Suddenly a hug comes over me and I am giving it to you,
like a variable star shooting light off to make itself comfortable,
then subsiding. I finish but keep on holding you. A man walks up
to us and we know he has not come out of nowhere, but if he could, he would have.
He looks homeless because of how he needs.
“Can I have one of those?’ he asks you, and I feel you nod.
I am surprised, surprised you don’t tell him how it is –
that I am yours, only yours, etc., exclusive as a nose to its face.
Love – that’s what we’re talking about. Love that nabs you with “for me only” and holds on.
So I walk over to him and put my arms around him and try to
hug him like I mean it. He’s got an overcoat on so thick I can’t feel him past it.
I’m starting the hug and thinking. “How big a hug is this supposed to be?
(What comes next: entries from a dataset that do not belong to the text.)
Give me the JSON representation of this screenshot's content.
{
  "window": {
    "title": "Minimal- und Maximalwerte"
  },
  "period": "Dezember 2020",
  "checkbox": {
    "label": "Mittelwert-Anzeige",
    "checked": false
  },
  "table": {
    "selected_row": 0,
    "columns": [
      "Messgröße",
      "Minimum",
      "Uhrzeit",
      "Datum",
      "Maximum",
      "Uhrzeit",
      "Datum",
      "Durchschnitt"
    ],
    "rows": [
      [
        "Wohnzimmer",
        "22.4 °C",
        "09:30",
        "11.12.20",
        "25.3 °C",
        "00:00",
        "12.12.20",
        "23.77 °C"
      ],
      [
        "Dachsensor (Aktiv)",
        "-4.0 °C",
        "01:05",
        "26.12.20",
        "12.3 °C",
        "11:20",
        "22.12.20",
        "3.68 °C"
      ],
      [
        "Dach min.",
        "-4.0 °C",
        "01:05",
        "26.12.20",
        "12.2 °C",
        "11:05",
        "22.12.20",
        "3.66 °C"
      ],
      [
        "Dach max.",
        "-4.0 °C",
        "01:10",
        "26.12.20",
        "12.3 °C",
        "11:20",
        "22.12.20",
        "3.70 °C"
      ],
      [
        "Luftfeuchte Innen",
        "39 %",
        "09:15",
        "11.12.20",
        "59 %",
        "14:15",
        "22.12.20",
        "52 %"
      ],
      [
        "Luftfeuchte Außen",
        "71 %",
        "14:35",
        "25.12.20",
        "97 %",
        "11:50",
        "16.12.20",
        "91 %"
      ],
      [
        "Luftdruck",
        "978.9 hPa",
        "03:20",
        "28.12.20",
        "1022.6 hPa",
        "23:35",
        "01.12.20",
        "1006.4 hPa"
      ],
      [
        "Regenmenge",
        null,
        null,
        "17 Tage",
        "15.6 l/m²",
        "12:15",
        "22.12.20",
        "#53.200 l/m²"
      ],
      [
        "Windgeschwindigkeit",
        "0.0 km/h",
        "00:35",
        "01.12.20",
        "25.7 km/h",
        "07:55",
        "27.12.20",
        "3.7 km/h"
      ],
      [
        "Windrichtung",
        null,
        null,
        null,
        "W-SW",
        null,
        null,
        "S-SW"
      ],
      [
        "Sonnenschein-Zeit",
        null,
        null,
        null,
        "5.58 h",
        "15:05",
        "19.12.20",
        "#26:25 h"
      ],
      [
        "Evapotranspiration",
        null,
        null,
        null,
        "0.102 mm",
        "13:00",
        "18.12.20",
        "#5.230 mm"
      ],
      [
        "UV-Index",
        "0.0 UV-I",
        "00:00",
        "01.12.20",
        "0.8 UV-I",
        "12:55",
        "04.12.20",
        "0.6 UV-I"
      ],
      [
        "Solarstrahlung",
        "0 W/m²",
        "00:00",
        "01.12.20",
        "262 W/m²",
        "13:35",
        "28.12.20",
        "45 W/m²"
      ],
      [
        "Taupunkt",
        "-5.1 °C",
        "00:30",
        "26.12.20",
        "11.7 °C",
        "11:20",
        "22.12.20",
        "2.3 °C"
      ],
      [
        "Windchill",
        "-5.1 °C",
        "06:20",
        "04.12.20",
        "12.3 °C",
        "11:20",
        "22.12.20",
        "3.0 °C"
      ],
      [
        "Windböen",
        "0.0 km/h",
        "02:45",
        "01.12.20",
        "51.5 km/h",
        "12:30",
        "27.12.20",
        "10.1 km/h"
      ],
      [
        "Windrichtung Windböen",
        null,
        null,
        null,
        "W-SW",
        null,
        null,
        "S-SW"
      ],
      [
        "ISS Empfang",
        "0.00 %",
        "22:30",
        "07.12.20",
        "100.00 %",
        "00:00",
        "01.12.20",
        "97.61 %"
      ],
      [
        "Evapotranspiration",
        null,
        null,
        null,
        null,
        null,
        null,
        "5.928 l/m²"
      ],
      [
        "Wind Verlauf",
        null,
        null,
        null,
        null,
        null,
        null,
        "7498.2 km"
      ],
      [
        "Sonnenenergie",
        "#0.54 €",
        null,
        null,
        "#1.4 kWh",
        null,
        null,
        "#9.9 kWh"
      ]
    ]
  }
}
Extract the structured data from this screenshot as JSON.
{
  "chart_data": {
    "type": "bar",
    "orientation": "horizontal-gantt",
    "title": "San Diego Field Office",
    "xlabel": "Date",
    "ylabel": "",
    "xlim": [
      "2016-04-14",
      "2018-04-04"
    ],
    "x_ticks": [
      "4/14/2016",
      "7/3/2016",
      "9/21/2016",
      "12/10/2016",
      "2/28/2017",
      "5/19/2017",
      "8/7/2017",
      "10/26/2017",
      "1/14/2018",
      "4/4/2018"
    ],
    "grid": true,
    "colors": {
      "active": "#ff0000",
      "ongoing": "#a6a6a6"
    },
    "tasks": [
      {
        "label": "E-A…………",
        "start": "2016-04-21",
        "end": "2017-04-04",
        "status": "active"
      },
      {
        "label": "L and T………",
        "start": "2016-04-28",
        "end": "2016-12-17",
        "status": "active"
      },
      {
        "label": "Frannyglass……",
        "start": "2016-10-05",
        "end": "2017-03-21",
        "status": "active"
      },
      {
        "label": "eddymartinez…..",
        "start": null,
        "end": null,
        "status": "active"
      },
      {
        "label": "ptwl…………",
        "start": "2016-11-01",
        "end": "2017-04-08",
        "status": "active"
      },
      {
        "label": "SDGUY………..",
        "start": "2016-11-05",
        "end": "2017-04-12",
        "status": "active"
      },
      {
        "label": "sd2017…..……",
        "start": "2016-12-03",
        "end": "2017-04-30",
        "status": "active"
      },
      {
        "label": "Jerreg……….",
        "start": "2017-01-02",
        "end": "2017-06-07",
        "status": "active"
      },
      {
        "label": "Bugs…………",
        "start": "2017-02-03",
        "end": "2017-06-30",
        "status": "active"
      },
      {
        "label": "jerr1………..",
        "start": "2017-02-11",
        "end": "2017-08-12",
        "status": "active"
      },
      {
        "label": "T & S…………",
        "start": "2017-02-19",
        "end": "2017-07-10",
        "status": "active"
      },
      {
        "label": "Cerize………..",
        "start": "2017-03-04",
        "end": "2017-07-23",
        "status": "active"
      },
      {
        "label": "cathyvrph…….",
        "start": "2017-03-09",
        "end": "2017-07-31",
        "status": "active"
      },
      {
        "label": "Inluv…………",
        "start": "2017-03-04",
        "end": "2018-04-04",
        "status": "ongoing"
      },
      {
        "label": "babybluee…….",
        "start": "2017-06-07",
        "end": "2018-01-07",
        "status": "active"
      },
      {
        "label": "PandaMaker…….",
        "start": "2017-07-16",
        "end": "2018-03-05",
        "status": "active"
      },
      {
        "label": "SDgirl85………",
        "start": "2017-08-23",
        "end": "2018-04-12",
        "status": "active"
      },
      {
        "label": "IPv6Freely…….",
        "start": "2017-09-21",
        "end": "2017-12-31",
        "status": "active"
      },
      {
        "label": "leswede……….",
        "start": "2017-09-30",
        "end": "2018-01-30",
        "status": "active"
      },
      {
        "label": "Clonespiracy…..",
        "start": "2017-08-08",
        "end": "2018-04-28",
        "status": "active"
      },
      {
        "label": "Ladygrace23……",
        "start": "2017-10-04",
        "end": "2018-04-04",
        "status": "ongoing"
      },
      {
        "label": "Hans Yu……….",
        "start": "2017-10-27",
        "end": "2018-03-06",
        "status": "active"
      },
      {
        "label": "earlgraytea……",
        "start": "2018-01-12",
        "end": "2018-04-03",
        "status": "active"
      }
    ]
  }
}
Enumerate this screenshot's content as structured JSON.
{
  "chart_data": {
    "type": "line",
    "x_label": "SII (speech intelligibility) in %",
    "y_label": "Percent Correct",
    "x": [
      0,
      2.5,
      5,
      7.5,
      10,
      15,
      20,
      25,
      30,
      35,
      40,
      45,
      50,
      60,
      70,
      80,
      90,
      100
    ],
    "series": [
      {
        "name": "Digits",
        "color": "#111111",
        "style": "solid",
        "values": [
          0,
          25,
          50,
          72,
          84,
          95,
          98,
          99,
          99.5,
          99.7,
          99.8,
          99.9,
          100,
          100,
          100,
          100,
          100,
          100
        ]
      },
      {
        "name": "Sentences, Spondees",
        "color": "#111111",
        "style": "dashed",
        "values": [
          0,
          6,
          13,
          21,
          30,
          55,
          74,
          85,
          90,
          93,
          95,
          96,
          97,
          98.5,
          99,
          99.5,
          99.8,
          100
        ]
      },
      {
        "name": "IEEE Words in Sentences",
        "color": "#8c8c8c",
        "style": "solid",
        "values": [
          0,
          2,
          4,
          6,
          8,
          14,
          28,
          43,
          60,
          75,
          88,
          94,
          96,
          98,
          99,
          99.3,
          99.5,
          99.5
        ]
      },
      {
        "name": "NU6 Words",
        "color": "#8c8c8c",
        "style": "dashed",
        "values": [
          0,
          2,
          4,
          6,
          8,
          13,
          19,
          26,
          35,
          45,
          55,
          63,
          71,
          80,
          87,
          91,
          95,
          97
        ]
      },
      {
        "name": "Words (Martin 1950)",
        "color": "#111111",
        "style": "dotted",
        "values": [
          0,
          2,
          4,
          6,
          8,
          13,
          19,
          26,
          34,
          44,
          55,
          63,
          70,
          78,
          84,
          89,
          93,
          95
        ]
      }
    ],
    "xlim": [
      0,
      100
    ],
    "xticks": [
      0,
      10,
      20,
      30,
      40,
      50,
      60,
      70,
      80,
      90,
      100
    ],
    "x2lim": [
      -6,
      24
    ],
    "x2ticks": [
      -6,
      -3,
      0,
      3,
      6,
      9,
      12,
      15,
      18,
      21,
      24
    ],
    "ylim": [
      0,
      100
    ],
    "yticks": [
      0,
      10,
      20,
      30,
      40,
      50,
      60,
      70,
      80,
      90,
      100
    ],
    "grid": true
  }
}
How long shall I hold this hug?” Already we could be eternal,
His arms falling over my shoulders, my hands not meeting behind his back, he is so big!
I put my head into his chest and snuggle in. I lean into him. I lean
my blood and my wishes into him. He stands for it. This is his and he’ starting
to give it back so well I know he’s getting it. This Hug. So truly,
so tenderly, we stop having arms and I don’t know if my lover has walked away
Or what, or if the woman is still reading the poem, or the houses – what about them? – the houses.
Clearly, a little permission is a dangerous thing. But when you hug someone
you want it to be a masterpiece of connection, the way the button on his coat
will leave the imprint of a planet in my cheek when I walk away.
When I try to find some place to go back to.
An Afternoon in the Stacks
By Mary Oliver
Closing the book, I find I have left my head
inside. It is dark in here, but the chapters open
their beautiful spaces and give a rustling sound,
words adjusting themselves to their meaning.
Long passages open at successive pages. An echo,
continuous from the title onward, hums
behind me. From in here, the world looms,
a jungle redeemed by these linked sentences
carved out when an author traveled and a reader
kept the way open. When this book ends
I will pull it inside-out like a sock
and throw it back in the library. But the rumor
of it will haunt all that follows in my life.
A candleflame in Tibet leans when I move
Genesis
By Anthony Abbott
The swinging Lord, that master maker
of cool chords, shifted in his empty
heaven and said, “I need me some music,”
So the sky was full of music
and he declared that it was good
And then the equally androgynous Lord
said to herself, I need some light
to fill the fragrant fingers of the night
So the waters shone with light
and she declared that it was good
And when the light and the music played
together the stars wept for the beauty of it
And the swinging, singing Lord said
I need me some people to praise
this thing that I have made
The Lord thought long and long about what
sort of people might be the purest praisers,
what sort of people might truly see the light
And he made man, with his cunning brain,
and he made the zebras and the elk
and the swift running antelope for man
to wonder at. And she made woman with her
imagining mind and her long, limber dancing
legs and her eyes that saw the color in the light
And when the man and woman had been crafted
The Lord declared that it was good
Then the man heard the light in the woman’s eyes
And the woman saw the music in the man’s mind
And the music was the silky manes of violins
And the light was like the laughter of clarinets
and the glitter of guitars. And the man and the
woman moved to the measure of the music and swayed
to the gold and amber brilliance of the light.
And they knew that the sound was neither his nor hers
nor like anything that ever was before.
And the Lord saw what they had made
And behold it was very good
OK, but you know what’s missing, don’t you? Your poem. DUH. I think it needs to go here.
And that first poem? LOVE it. Just a sweet little story, no pretenses.
I posted a poem on my blog—first one I’ve written in ages and ages. It’s hard to get into poem mode anymore.